Umar terus mendekat kearahku. Tak bisa hal ini di biarkan. Sebagai orangtua, tak boleh kalah oleh anak ingusan itu. Takkan kubiarkan anak itu menang melawanku.

“Mau apa kau, umar? Kau mau balas memukul papah?” tanyaku padanya.

“Umar tidak pernah membalas saat papah menamparku. Tapi papah sudah memukul mamah, dan aku harus membalasnya!” jawab putraku kalap.Anak nakal itu mengepalkan tangannya dan siap memukulku.

“Dia istri papah. Dan papah berhak memberinya hukuman!” jawabku tak mau kalah.

“Tapi tidak dengan memukul! Jangan pernah sakiti mamah, atau papah berhadapan denganku!” umar menekan leherku hingga sakit tak tertahankan.

“Jangan kurangajar kamu sama papah! Lepasin papah!” rasa sakit menekan seluruh syaraf leher dan juga tenggorokan, membuat kepalaku terasa berkunang-kunang. Kucoba melepaskan diri, tapi tangan juara taekwondo itu seperti besi yang sangat kuat.

“Sekarang, rasakan pembalasanku!” Umar mengarahkan tinjunya kepadaku. Kupejamkan mata dan siap menerimanya.

“Umar, jangan lakukan itu, nak!” terdengar teriakan Miranti menghentikan umar.

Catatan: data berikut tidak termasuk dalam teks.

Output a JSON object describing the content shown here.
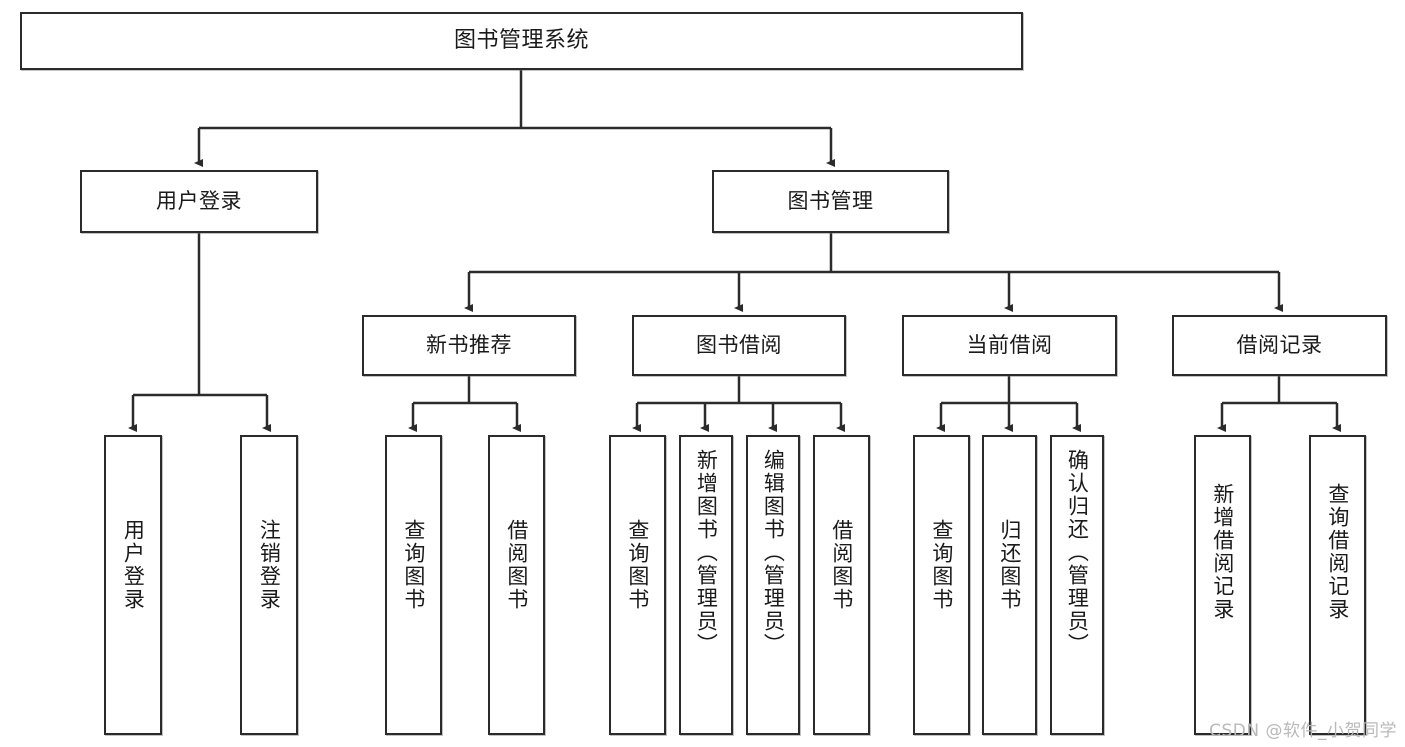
{
  "diagram": {
    "type": "tree",
    "title": "图书管理系统",
    "orientation": "top-down",
    "edge_color": "#2b2b2b",
    "node_border_color": "#2b2b2b",
    "node_fill_color": "#ffffff",
    "text_color": "#1a1a1a"
  },
  "nodes": {
    "root": {
      "label": "图书管理系统",
      "level": 0
    },
    "level1": [
      {
        "id": "user-login",
        "label": "用户登录"
      },
      {
        "id": "book-manage",
        "label": "图书管理"
      }
    ],
    "level2": [
      {
        "id": "new-book-recommend",
        "label": "新书推荐",
        "parent": "book-manage"
      },
      {
        "id": "book-borrow",
        "label": "图书借阅",
        "parent": "book-manage"
      },
      {
        "id": "current-borrow",
        "label": "当前借阅",
        "parent": "book-manage"
      },
      {
        "id": "borrow-record",
        "label": "借阅记录",
        "parent": "book-manage"
      }
    ],
    "leaves": [
      {
        "id": "leaf-user-login",
        "label": "用户登录",
        "parent": "user-login"
      },
      {
        "id": "leaf-logout-login",
        "label": "注销登录",
        "parent": "user-login"
      },
      {
        "id": "leaf-query-book-1",
        "label": "查询图书",
        "parent": "new-book-recommend"
      },
      {
        "id": "leaf-borrow-book-1",
        "label": "借阅图书",
        "parent": "new-book-recommend"
      },
      {
        "id": "leaf-query-book-2",
        "label": "查询图书",
        "parent": "book-borrow"
      },
      {
        "id": "leaf-add-book",
        "label": "新增图书（管理员）",
        "parent": "book-borrow"
      },
      {
        "id": "leaf-edit-book",
        "label": "编辑图书（管理员）",
        "parent": "book-borrow"
      },
      {
        "id": "leaf-borrow-book-2",
        "label": "借阅图书",
        "parent": "book-borrow"
      },
      {
        "id": "leaf-query-book-3",
        "label": "查询图书",
        "parent": "current-borrow"
      },
      {
        "id": "leaf-return-book",
        "label": "归还图书",
        "parent": "current-borrow"
      },
      {
        "id": "leaf-confirm-return",
        "label": "确认归还（管理员）",
        "parent": "current-borrow"
      },
      {
        "id": "leaf-add-record",
        "label": "新增借阅记录",
        "parent": "borrow-record"
      },
      {
        "id": "leaf-query-record",
        "label": "查询借阅记录",
        "parent": "borrow-record"
      }
    ]
  },
  "watermark": {
    "text": "CSDN @软件_小贺同学"
  }
}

“Biarkan umar membalas perbuatan papah!”

“Jangan nak, dia itu papahmu. Hormatilah dia. Mamah tak pernah mengajarkanmu untuk tidak menghargai papahmu! Tenang, nak.” Miranti terlihat menenangkan umar. Perlahan, umar menurunkan tangannya. Tekanan pada leherkupun makin merenggang dan terlepas.

Aku memegangi leher yang terasa sangat sakit.

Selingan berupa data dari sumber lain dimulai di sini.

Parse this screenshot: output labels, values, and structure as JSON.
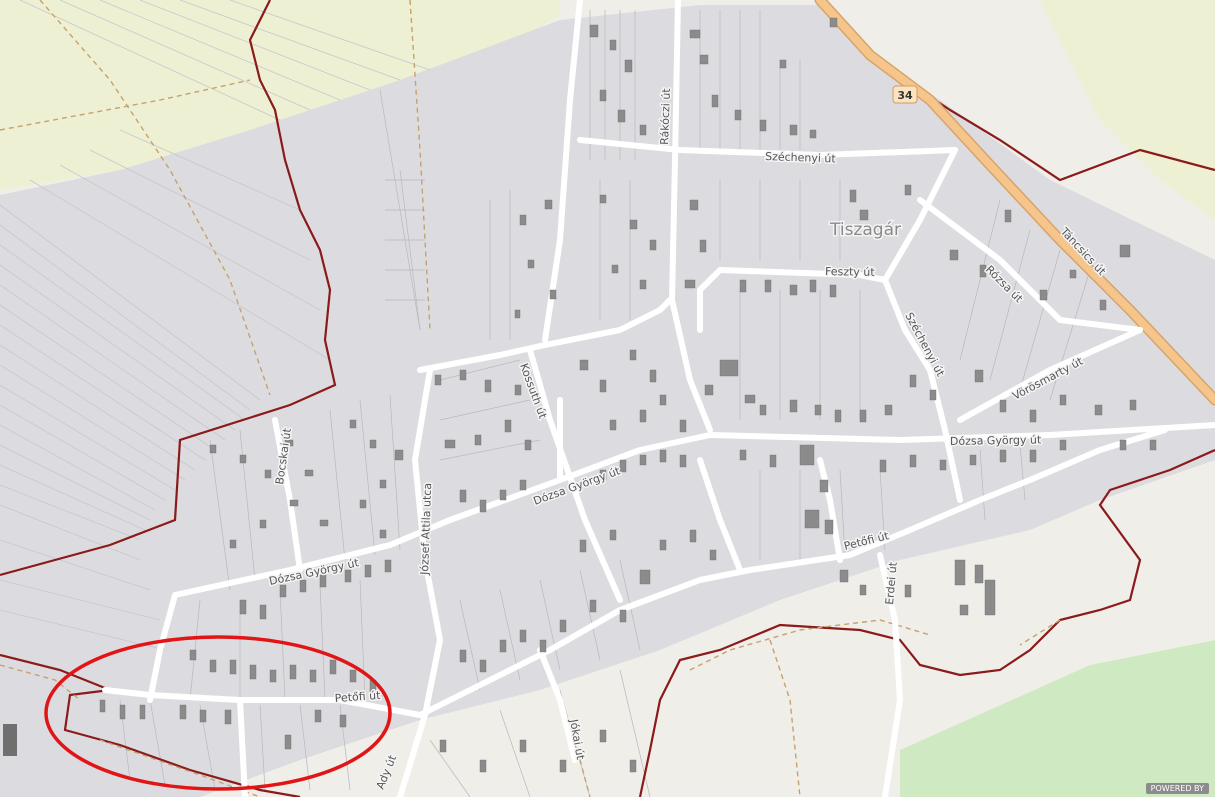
{
  "map": {
    "place_label": "Tiszagár",
    "road_shield": "34",
    "attribution": "POWERED BY",
    "street_labels": [
      "Rákóczi út",
      "Széchenyi út",
      "Feszty út",
      "Táncsics út",
      "Rózsa út",
      "Széchenyi út",
      "Vörösmarty út",
      "Dózsa György út",
      "Dózsa György út",
      "Dózsa György út",
      "Bocskai út",
      "József Attila utca",
      "Petőfi út",
      "Petőfi út",
      "Erdei út",
      "Kossuth út",
      "Ady út",
      "Jókai út"
    ],
    "colors": {
      "background": "#e9e9ec",
      "farmland": "#eef0d4",
      "residential": "#dcdce0",
      "road": "#ffffff",
      "primary_road": "#f6c58b",
      "building": "#8b8b8b",
      "boundary": "#8b1a1a",
      "path": "#c4a26e",
      "meadow": "#cfe9c2",
      "annotation": "#e11515"
    }
  }
}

“Miranti! Kau sudah gagal menjadi seorang ibu! Kau menggalang kekuatan dengan putramu untuk melawanku! tetap saja dimataku kamu wanita lemah, walau kau menggunakan kekuatan apapun!” ancamku pada Miranti.

“Dengar, Arya wiguna!”

Aku terkesiap mendengar Miranti yang hanya memanggil namaku saja. Kurang ajar sekali dia.

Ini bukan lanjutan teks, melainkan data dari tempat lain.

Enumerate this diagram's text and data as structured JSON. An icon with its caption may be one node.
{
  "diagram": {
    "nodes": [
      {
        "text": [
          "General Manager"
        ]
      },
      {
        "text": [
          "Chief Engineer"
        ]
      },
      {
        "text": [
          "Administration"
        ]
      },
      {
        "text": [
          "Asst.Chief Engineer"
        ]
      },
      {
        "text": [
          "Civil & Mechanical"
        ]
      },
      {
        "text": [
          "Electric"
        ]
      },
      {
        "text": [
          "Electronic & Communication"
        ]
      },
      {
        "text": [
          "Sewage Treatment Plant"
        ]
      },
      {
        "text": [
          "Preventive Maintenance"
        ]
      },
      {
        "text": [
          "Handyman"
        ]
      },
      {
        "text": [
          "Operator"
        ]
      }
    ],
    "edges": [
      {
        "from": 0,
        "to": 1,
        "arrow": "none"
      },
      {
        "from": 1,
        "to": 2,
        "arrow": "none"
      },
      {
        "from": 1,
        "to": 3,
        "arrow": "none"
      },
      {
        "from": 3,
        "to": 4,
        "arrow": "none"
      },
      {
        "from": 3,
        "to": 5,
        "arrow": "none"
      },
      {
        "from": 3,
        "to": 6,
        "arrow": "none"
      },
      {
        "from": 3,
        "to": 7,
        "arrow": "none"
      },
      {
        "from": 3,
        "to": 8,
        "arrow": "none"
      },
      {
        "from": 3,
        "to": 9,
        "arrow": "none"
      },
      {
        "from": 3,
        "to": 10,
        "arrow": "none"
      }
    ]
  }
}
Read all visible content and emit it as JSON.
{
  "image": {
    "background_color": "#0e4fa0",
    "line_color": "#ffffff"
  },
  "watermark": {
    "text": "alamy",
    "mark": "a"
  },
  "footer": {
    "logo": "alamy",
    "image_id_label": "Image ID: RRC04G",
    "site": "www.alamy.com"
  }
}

“Kau mungkin berfikir aku lemah! Tapi kau lupa aku punya empat putra! Satu kekuatan mereka adalah sepuluh kekuatanku! Hanya dengan satu putra saja, kau sudah membutuhkan pertolonganku! Bagaimana kau bisa menghadapi ke empat putramu nanti, saat kau tak adil padaku!”

Miranti benar-benar membuatku kesal. Ingin rasanya memukulnya lagi. Dia memang perlu diberi sedikit pelajaran supaya tak terus membangkangku. Segera kutarik lengannya, namun umar melepas tanganku dengan paksa.

“Amir, lindungi mamah!” perintah umar kepada adiknya.

“Baik kak!” amir segera berdiri di depan miranti. Sedang umar berjaga-jaga jikalau aku akan memukul mamahnya. Baiklah, kedua anakku mulai berani melawanku. Aku akan memberi pelajaran kepada mereka nanti.

Kupandangi perut Miranti yang mulai membesar. Istriku menatap mataku dan tahu kearah mana aku memfokuskan pandanganku. Dia menutupi perutnya dengan tangannya seakan takut aku akan mencelakai anak yang ada dalam kandungannya. Aku memang tak mengharapkan anak lagi dari miranti. Empat anak laki-laki saja sudah membuatku muak terhadap mereka.

“Miranti! Aku harap anak dalam kandunganmu itu perempuan. Aku tak ingin punya anak laki-laki lagi yang hanya bisa menyusahkanku saja! Harus perempuan. Kalau bukan, jangan pernah lahirkan anak itu!” ucapku sambil pergi meninggalkannya.

“Cabut kata-katamu, Mas! Kau adalah seorang ayah! Ucapan adalah sebuah do’a!” ku dengar teriakan Miranti. Aku tak peduli. Aku takkan pernah mencabut kata-kataku. Biarlah anak itu tak pernah lahir, kalau hanya akan menyusahkanku saja.

“Mau kemana kamu, Mas?!” teriak miranti.

Masih saja ku dengar teriakannya memanggil namaku. Biarlah, aku tak perlu mempedulikan. Makanya jadi istri itu nurut sama suami, biar suami ganteng kaya aku ini gak  ilang. Aku menggelengkan kepala dan semakin menikmati permainan ini. Ini baru awal Miranti, kau akan lebih menderita lagi setelah ini. Tunggu saja saatnya tiba.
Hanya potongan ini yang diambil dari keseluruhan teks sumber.